I mean, COME ON. Just imagine being one of Anthropic’s employees—or, more likely, an underpaid subcontractor—tasked with stripping the covers off book after book, razor-blading the pages, feeding them into scanners, and then destroying the husks that remain.
Fascists just burn books; technofascists apparently need to defile them first.
Wonderfully written and nourishing as always — particularly enjoyable somehow when I happen to be doing emails and I can read while the ink is still wet, justifying the distraction as one step closer to the near-mythical inbox zero.
However.
"here in the real world, humans can’t memorize all the modern-day classics, or even one classic, for that matter. We remember themes and ideas from books, not the order of each and every word. This is just fundamentally different from how LLMs operate"
Surely not so! Do you contest that having read every Murakami back to back over a year that the style of my own writing might not fundamentally change? By choice, perhaps, but certainly not by producing the words by rote. I might change my punctuation usage and mood; employ passive voice and increasingly abstract oddities in my turns of phrase. How is this different? The signal that drives these changes comes from assimilating Murakami's semantic maps through his writing in a very similar fashion to how language models do, actually. I can't replicate them verbatim like is often the argument in the 'reproduction half' of this IP debate, our brains are so much more than just 'the semantic assimilation function' that these LLMs represent. No? What am I missing here?

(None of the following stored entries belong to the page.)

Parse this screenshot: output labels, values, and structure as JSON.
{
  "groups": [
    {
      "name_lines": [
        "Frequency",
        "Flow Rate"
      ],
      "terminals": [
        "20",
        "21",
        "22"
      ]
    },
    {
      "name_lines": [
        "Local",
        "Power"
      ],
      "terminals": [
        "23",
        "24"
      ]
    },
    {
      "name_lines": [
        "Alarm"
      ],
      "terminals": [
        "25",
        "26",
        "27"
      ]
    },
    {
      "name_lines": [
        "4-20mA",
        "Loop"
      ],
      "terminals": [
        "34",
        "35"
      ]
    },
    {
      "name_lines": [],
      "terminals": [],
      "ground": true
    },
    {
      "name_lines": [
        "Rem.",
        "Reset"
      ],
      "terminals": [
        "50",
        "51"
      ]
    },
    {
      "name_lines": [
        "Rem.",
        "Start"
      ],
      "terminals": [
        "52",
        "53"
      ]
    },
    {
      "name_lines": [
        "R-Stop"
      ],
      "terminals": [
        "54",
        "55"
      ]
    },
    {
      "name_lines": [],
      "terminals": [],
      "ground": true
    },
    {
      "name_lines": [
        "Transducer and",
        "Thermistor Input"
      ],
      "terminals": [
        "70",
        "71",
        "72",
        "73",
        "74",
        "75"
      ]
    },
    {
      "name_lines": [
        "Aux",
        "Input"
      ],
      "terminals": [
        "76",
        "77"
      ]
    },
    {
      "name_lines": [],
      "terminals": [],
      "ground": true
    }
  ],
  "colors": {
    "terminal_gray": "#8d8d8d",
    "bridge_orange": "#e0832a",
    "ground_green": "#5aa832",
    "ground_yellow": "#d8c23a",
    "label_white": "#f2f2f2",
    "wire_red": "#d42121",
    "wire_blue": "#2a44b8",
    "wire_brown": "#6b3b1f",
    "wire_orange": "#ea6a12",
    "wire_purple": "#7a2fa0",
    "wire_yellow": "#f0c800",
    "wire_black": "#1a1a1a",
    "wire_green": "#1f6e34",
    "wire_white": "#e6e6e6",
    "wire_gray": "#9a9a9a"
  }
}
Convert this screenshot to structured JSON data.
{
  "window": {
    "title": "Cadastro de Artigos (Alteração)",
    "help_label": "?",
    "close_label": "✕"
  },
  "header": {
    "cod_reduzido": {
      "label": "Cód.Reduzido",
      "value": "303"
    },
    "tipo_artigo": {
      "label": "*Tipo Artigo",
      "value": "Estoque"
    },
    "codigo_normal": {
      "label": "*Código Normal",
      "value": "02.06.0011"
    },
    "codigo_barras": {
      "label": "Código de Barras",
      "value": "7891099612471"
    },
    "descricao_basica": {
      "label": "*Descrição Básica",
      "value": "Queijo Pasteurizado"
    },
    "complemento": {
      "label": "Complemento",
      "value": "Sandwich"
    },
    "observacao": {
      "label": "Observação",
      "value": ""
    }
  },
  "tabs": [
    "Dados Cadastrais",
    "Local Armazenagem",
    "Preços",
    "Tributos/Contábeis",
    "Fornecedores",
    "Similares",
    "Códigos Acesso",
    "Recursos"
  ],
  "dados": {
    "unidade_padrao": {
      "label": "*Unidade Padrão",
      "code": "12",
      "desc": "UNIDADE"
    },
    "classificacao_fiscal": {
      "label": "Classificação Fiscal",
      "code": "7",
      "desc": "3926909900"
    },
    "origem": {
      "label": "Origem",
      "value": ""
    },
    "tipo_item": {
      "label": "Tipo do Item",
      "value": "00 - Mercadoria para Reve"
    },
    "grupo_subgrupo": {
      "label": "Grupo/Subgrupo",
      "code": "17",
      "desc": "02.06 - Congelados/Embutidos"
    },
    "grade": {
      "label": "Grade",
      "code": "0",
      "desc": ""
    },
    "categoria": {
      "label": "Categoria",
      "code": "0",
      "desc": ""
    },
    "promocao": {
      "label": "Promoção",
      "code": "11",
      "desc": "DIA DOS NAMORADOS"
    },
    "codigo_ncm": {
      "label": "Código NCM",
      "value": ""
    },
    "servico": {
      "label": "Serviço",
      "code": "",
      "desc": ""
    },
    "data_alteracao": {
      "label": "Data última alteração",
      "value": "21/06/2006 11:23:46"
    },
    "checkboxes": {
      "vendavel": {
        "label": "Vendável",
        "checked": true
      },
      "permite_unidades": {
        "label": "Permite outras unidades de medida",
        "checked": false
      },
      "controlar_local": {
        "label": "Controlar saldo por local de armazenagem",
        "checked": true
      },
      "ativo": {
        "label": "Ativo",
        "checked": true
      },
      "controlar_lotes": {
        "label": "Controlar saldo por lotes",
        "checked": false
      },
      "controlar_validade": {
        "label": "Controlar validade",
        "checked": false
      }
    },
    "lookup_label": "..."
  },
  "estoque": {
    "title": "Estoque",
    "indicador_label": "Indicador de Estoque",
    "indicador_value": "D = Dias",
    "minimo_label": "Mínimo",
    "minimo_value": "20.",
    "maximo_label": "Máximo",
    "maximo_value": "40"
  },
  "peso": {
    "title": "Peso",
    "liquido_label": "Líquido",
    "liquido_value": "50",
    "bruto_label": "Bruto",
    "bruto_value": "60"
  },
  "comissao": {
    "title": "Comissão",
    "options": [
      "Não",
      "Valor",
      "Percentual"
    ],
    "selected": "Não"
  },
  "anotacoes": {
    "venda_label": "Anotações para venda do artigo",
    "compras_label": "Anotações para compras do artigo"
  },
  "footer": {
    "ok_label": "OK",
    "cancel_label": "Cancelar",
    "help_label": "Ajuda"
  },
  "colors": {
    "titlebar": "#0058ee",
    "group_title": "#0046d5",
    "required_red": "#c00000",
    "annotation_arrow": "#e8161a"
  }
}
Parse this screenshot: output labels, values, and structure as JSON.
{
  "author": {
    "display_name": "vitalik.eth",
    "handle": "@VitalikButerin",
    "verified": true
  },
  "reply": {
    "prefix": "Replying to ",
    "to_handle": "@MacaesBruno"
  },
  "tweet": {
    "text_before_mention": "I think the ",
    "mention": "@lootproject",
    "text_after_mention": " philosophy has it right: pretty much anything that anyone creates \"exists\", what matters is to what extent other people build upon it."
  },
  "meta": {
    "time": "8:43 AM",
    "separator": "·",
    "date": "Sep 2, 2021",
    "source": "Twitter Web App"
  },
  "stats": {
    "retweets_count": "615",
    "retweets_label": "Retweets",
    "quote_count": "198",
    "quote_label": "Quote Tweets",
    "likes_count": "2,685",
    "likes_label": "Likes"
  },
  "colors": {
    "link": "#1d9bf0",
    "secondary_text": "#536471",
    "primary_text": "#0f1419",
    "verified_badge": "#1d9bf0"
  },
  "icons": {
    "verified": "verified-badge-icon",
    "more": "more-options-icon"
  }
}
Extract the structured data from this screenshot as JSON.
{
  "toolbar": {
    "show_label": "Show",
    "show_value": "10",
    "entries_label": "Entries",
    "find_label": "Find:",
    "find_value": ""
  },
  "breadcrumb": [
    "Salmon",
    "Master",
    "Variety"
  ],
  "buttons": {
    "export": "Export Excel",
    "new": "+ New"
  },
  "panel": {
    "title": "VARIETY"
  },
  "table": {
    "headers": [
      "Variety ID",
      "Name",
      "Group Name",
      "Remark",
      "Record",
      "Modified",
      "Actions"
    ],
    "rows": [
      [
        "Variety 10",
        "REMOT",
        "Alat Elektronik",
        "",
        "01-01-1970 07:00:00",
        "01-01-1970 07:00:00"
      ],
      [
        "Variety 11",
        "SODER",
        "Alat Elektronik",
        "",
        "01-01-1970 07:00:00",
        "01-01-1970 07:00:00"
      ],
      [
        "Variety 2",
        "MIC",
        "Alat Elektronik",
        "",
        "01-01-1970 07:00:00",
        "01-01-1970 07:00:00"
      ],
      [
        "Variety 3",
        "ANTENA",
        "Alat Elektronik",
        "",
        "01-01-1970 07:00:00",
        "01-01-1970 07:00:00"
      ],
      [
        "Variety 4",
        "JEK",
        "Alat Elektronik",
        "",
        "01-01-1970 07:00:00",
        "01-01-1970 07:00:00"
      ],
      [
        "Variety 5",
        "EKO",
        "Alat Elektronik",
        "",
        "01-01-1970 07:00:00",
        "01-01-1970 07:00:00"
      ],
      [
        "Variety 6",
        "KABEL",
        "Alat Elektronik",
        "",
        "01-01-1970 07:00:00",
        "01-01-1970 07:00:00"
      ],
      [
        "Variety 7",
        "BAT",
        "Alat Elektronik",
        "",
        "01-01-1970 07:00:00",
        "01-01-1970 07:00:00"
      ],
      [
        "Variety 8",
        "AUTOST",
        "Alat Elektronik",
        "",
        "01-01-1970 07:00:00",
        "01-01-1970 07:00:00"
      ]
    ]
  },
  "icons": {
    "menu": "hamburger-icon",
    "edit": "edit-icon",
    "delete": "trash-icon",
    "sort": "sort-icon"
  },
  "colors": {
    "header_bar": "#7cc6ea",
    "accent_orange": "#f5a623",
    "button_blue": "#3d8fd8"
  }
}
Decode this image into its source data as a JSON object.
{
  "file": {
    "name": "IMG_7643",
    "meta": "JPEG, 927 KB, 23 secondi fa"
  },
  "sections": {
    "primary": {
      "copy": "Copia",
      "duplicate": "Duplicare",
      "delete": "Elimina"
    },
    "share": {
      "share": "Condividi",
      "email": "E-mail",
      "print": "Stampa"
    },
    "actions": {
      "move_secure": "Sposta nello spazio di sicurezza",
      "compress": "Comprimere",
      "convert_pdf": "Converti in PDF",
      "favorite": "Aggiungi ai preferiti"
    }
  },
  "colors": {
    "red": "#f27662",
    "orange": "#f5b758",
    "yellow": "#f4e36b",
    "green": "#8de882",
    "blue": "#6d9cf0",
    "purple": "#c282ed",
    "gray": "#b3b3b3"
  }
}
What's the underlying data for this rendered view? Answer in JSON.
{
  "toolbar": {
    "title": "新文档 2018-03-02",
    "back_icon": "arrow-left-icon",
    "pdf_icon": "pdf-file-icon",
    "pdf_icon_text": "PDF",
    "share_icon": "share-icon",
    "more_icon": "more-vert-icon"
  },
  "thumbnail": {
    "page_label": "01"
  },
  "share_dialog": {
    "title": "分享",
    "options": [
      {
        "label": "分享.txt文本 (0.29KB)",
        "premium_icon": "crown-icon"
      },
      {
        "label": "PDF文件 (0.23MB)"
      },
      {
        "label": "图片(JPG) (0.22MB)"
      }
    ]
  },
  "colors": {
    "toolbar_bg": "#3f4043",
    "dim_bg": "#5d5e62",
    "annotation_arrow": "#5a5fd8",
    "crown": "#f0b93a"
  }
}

(I'm not drawing a line in the sand with the IP infringement btw, that feels deeply thorny and I can see both sides. Unlike breaking the book bindings and burning the content. That feels deeply revulsive with little to nothing on the other side of the coin.)
“If the premise were true, perhaps Alsup’s conclusion would follow—but here in the real world, humans can’t memorize all the modern-day classics, or even one classic, for that matter. We remember themes and ideas from books, not the order of each and every word. This is just fundamentally different from how LLMs operate, and I hope lawyers that represent authors and other creatives hammer this point home in future litigation. “
Herman Goldstine once wrote of the mathematician and scientist John Von Neumann, “One of his remarkable abilities was his power of absolute recall. As far as I could tell, von Neumann was able on once reading a book or article to quote it back verbatim; moreover, he could do it years later without hesitation. He could also translate it at no diminution in speed from its original language into English. On one occasion I tested his ability by asking him to tell me how A Tale of Two Cities started. Whereupon, without any pause, he immediately began to recite the first chapter and continued until asked to stop after about ten or fifteen minutes.”
If the reason that LLMs are violating fair use laws is that they remember everything perfectly, does that mean that John Von Neumann (or anyone else with an eidetic memory) should not be allowed to read books and use that information to get better at things, like an LLM might?